Reexamination Certificate

active

06740304

ABSTRACT:

This application claims priority from Norwegian patent application 1999 5978, filed on Dec. 6, 1999.
The present invention relates to a receptor binding conjugate which consists of an antibody, a radionuclide and folate or folate derivative, wherein or not the conjugate possesses dual binding ability. The present invention also relates to a method and a kit to prepare, as well as a method to use such conjugates. Furthermore, the use of a conjugate according to the present invention to prepare a pharmaceutical solution is disclosed.
The use of folate and folate derivatives to target tumours expressing folate binding protein (FBP), a glycosyl-phosphatidyl-inositol-linked cell membrane protein involved in cellular uptake of oxidised folates via endocytosis, has attracted attention among researchers [Kranz et al, 1996; Reddy et al, 1998; Shinoda et al, 1998; Trippet et al, 1999]. As several types of human cancer cells have been shown to overexpress FBP, this receptor may be a possible target for delivery of therapeutic radioisotopes conjugated with folate. It hag been shown that various types of low-molecular weight folate-chelate-radionuclide conjugates could be used to target cells expressing FBP both in vitro and in vivo [Mathias et al, 1998]. However, the pharmacokinetics may not favour small molecules as they generally are rapidly eliminated from the body, and thereby exposing folate receptors in the kidneys to higher concentration of radiopharmaceuticals. Furthermore, the tumour uptake would be limited, as the blood concentration in the target tissues decreases rapidly.
In a previous study, Shinoda et al. (1998) evaluated folate conjugated bovine serum albumin (BSA) labelled with the radionuclide, indium-111, and found that there was a significant difference in pharmacokinetics and biodistribution of non-folate compared to the folate labelled BSA. A high-liver uptake and rapid blood clearance indicated that the folate labelled version of
111
In-BSA was not particularly suitable for radionuclide delivery to tumour cells expressing folate binding protein.
The combination of folate-antibody-radionuclide has to our knowledge not been presented before, although the combination of folate and antibody has been evaluated for other uses Kranz, et al. (1996) conjugated folate to an anti-effector cell antibody with the intent of (1) binding the folate-antibody to folate binding protein on the target cells and (2) affecting lysis of the targeted calls due to the antigen binding portion of the antibody interacted with an effector cell.
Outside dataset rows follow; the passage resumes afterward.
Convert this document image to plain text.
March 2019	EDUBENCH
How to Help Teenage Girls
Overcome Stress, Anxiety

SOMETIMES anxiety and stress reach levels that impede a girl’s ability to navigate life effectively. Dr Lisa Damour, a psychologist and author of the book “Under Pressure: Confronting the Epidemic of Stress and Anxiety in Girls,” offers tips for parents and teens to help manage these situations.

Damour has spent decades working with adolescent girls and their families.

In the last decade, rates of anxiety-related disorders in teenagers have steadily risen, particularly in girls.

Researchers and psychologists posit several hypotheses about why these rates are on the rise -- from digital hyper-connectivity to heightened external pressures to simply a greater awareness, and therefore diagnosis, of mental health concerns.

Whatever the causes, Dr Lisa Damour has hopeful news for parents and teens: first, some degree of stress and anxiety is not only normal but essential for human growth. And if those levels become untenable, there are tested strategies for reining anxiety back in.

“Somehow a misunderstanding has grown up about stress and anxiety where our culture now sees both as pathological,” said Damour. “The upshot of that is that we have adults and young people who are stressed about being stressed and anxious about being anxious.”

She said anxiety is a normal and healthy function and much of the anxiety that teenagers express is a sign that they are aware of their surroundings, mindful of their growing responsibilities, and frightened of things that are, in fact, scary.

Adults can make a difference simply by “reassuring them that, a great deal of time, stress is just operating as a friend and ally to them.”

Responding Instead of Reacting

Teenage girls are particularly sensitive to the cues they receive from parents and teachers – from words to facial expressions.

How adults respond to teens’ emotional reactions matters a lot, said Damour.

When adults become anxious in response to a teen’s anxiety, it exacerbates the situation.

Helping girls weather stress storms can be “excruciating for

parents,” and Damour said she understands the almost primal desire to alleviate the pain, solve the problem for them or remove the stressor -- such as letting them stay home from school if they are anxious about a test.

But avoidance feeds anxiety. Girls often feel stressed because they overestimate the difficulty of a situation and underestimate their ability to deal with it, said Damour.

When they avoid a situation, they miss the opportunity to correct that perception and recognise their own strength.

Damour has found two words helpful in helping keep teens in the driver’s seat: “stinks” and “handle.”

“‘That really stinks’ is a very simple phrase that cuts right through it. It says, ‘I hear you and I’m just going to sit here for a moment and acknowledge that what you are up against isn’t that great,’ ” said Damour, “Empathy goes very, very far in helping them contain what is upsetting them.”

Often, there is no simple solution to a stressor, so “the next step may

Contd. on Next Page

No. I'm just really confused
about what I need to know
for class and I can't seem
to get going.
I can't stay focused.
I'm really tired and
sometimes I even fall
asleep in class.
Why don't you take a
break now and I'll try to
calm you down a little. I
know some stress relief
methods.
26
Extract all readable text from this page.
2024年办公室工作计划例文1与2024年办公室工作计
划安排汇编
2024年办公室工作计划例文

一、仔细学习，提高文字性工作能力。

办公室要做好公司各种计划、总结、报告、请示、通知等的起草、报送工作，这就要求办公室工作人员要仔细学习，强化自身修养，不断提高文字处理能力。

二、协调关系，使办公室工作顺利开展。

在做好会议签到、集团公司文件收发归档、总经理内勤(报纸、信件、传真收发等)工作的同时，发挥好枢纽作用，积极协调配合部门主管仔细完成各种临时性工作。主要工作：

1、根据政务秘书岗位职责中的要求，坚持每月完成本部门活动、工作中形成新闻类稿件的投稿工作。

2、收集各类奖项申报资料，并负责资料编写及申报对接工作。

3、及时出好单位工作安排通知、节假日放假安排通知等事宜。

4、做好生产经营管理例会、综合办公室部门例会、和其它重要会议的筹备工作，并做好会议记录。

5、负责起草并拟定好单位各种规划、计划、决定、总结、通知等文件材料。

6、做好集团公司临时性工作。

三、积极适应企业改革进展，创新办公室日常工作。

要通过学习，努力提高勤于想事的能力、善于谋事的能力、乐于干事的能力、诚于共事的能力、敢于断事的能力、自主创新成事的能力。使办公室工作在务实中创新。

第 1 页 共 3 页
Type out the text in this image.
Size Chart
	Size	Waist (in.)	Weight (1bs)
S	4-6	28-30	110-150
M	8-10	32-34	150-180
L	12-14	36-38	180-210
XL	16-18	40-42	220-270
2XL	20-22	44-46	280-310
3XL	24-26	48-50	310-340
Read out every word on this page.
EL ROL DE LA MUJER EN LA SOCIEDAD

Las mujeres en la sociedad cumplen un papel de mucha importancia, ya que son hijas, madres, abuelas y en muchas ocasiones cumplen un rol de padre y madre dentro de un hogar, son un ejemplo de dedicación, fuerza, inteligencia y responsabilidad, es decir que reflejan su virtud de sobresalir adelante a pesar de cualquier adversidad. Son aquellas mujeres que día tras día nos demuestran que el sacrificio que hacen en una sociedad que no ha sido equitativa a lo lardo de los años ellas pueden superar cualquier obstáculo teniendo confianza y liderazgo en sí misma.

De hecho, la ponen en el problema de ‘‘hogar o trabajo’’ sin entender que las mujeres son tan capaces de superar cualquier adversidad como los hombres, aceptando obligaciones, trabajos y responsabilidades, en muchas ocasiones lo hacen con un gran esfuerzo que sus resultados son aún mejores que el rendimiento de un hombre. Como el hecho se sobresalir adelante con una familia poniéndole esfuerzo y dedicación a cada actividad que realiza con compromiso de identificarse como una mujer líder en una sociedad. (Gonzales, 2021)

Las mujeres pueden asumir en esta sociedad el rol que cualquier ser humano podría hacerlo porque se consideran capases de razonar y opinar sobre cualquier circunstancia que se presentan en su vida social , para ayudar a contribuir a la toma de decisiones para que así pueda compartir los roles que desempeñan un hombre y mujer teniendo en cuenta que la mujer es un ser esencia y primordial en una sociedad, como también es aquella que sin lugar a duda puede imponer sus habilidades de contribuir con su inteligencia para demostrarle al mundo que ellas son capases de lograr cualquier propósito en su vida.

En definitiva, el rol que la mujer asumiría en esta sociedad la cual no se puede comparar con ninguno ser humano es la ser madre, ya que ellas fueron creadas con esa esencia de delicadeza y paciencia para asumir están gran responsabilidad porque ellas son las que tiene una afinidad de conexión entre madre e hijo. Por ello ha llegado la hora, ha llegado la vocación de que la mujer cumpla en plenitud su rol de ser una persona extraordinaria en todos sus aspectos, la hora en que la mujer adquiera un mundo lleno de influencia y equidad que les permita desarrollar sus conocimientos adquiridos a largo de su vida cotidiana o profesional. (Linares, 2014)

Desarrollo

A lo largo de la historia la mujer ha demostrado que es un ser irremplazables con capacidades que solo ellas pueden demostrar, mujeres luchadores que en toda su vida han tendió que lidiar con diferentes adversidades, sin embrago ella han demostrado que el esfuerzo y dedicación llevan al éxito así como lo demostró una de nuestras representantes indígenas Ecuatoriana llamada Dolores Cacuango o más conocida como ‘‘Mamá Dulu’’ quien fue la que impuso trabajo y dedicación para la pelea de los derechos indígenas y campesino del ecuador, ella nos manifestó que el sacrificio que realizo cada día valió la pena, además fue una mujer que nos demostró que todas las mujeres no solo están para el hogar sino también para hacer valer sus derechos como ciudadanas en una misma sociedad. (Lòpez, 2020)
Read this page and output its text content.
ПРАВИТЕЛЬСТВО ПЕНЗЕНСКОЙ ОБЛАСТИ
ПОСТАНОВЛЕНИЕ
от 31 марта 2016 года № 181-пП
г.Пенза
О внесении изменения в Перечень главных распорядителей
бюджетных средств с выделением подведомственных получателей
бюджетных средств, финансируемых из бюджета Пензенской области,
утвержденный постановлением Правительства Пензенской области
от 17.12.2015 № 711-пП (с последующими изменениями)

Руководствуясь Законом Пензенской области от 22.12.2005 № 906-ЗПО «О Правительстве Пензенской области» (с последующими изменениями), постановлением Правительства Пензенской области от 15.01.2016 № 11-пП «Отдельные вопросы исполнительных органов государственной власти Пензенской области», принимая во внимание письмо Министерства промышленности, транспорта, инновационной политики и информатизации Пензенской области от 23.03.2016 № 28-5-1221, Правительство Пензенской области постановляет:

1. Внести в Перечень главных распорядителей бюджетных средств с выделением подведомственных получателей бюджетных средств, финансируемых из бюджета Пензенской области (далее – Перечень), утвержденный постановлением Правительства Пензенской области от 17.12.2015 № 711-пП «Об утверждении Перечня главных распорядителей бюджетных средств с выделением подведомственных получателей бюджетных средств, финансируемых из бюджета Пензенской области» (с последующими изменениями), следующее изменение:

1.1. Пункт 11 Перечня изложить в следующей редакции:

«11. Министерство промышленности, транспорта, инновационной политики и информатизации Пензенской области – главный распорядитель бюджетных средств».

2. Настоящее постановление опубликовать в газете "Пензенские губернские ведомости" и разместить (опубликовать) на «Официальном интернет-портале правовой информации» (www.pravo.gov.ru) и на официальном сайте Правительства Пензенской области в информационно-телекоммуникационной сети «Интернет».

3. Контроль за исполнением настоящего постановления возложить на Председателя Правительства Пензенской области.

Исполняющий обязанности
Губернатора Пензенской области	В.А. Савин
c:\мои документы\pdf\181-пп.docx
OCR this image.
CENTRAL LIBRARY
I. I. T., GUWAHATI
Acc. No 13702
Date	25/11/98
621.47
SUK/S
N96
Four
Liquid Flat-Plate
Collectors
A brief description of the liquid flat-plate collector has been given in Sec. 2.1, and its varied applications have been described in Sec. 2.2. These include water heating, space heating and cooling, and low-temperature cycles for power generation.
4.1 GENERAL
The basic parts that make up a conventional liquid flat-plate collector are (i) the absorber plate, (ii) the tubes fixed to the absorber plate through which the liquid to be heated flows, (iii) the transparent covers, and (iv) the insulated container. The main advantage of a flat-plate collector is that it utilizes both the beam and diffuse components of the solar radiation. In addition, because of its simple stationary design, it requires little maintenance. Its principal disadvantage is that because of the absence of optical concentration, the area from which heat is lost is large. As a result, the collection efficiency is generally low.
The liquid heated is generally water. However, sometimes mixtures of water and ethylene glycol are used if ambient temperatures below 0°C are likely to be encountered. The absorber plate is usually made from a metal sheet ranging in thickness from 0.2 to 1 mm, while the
However, the FBP receptor system has not yet been successfully used to target radionuclides to cancer cells.
In order to target radionuclides to the FBP containing tumours in locoregional settings in particular, it may be advantageous to use larger carriers that do not diffuse too rapidly from the region in which they are injected. Monoclonal antibodies have been raised against the FBP (Campbell et al., 1991), but the problem with monoclonal antibodies is that they usually contains whole protein or peptide sequences from non-human species, and are therefore to a various degree immunogenic when used in humans. This may hamper the use of monoclonal antibodies in protocols requiring repetitive injections because of the appearance of human anti-mouse-antibodies or human anti-chimeric-antibodies, which causes immunocomplexation and unfavourable biodistribution of radioimmunoconjugates (Bruland et al., 1995; Meredith et al., 1993). Also, monoclonal antibodies and their fragments are usually only just monovalent or bivalent (i.e. not multivalent) with respect to antigen combining sites.
It is therefore the object of the present invention to provide an effective receptor selective tumour targeting agent (conjugate) prepared from a carrier molecule (i.e. an antibody), a radionuclide and folate which is chemically linked to the carrier. The conjugate should also simultaneously retain a significant antigen combining ability for the original antigen; i.e. the conjugate possesses dual binding ability. Furthermore, it is an object of the present invention to provide a method to prepare and use such conjugates. These objects have been obtained by the present invention, characterised by the enclosed claims.
The present invention relates to a new class of folate derivatives (conjugates), as well as a method to prepare and use such conjugates. The conjugate consists of (1) an antibody or antibodies preferably of IgG or IgM class. or fragments or constructs (e.g. minibody) thereof, (2) a radionuclide and (3) folate. According to the present invention, the conjugate contains only human proteins/peptides and may have increased avidity, due to the possibility of conjugating multiple folates per antibody, and thereby increasing the probability of binding the conjugate to the target cells. The antibody which is used is either an inert antibody, or a monoclonal antibody with affinity towards a tumour associated antigen. In the first case, a conjugate with FBP affinity alone is constructed, whereas in the second case a conjugate with potentially dual reseptor affinity is made, as the antigen retains a significant antigen combining ability for the original antigen, as well as binding ability for folate to FBP. The principal advantage of dual receptor affinity is that the abundance of target cells without at least one receptor for the conjugate will be reduced, increasing the chances of a succesfull targeting. To our knowledge we are the first to propose the use of folate-antibody-radionuclide to deliver radiation to tumour cells.
The present invention will now be described in more detail, with reference to figures and examples.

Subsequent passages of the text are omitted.